| |
Ces
premières paroles sont toute la fierté des encadrants
dont le souci quotidien est de " donner du plaisir aux ouvriers
pour qu'ils s'épanouissent. " Tel a toujours été
le credo de Joël Pontdemé, entré dans la maison
Pifaudais un jour de septembre 1979, en remplacement de Guy Nicolas,
promu chef de service technique. " C'est un monde que je
ne connaissais pas du tout, raconte ce menuisier-ébéniste
de formation. Les six premiers mois ont été difficiles
car il y avait des cas très lourds à gérer.
Plusieurs fois, je me suis posé la question : je pars ou
je reste ? Pour moi, on occupait les ouvriers pour éviter
les problèmes de comportement... J'ai essayé de mieux
les cerner, de savoir ce dont ils étaient capables. "

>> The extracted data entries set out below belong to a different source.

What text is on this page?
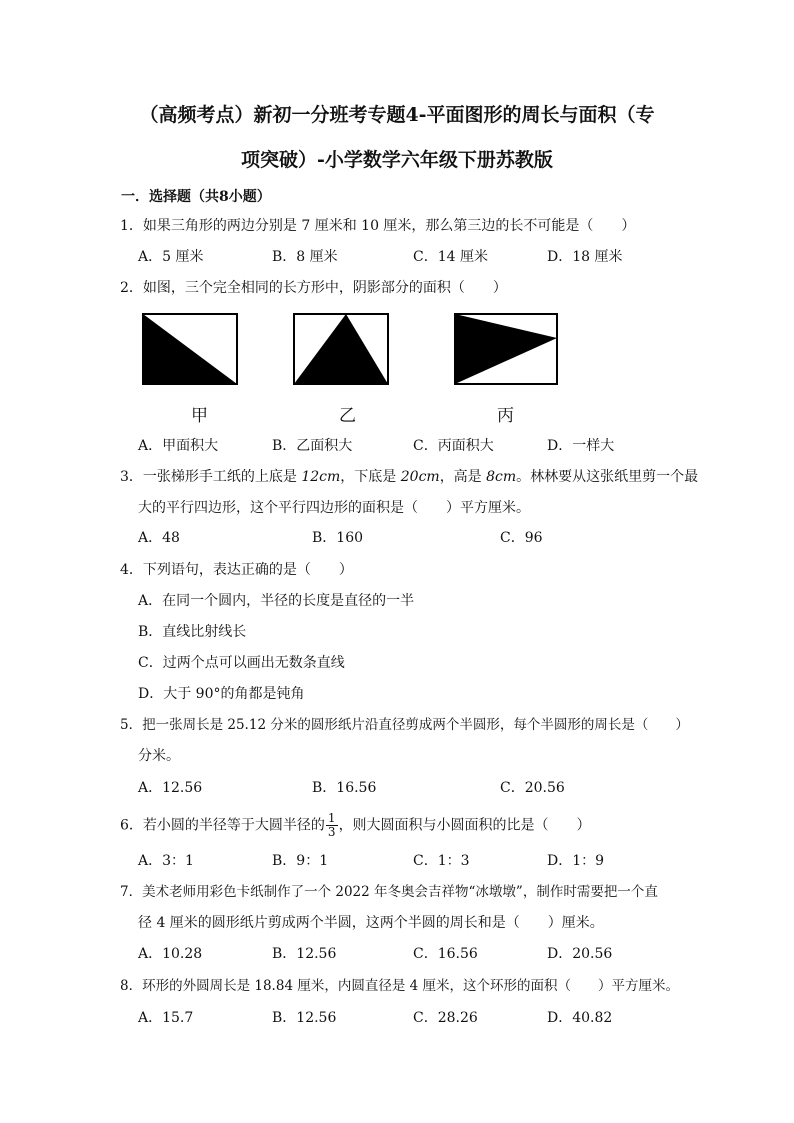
（高频考点）新初一分班考专题4-平面图形的周长与面积（专
项突破）-小学数学六年级下册苏教版
一．选择题（共8小题）
1．如果三角形的两边分别是 7 厘米和 10 厘米，那么第三边的长不可能是（　　）
A．5 厘米	B．8 厘米	C．14 厘米	D．18 厘米
2．如图，三个完全相同的长方形中，阴影部分的面积（　　）
甲	乙	丙
A．甲面积大	B．乙面积大	C．丙面积大	D．一样大
3．一张梯形手工纸的上底是 12cm，下底是 20cm，高是 8cm。林林要从这张纸里剪一个最
大的平行四边形，这个平行四边形的面积是（　　）平方厘米。
A．48	B．160	C．96
4．下列语句，表达正确的是（　　）
A．在同一个圆内，半径的长度是直径的一半
B．直线比射线长
C．过两个点可以画出无数条直线
D．大于 90°的角都是钝角
5．把一张周长是 25.12 分米的圆形纸片沿直径剪成两个半圆形，每个半圆形的周长是（　　）
分米。
A．12.56	B．16.56	C．20.56
6．若小圆的半径等于大圆半径的 $\frac{1}{3}$ ，则大圆面积与小圆面积的比是（　　）
A．3：1	B．9：1	C．1：3	D．1：9
7．美术老师用彩色卡纸制作了一个 2022 年冬奥会吉祥物“冰墩墩”，制作时需要把一个直
径 4 厘米的圆形纸片剪成两个半圆，这两个半圆的周长和是（　　）厘米。
A．10.28	B．12.56	C．16.56	D．20.56
8．环形的外圆周长是 18.84 厘米，内圆直径是 4 厘米，这个环形的面积（　　）平方厘米。
A．15.7	B．12.56	C．28.26	D．40.82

Le responsable d'atelier leur fait alors découvrir l'agencement
et les travaux de bâtiment. Parmi les premiers chantiers :
la fabrication de tables pour la salle des fêtes de Quévert
ou bien encore l'aménagement des bureaux administratifs de
l'aquarium de Saint-Malo.
Au fil du temps, l'atelier menuiserie se développe.
Le CAT investit dans de nouveaux équipements. Et le premier
gros contrat ne tarde pas à venir. Il est signé dans
les années 80 avec les ateliers des Frères Flin de
Languenan. Le deuxième construction d'escaliers français
confie l'usinage de ces matériaux aux Pifaudais (rabotage,
sciage, coupe, collage, séchage et transport).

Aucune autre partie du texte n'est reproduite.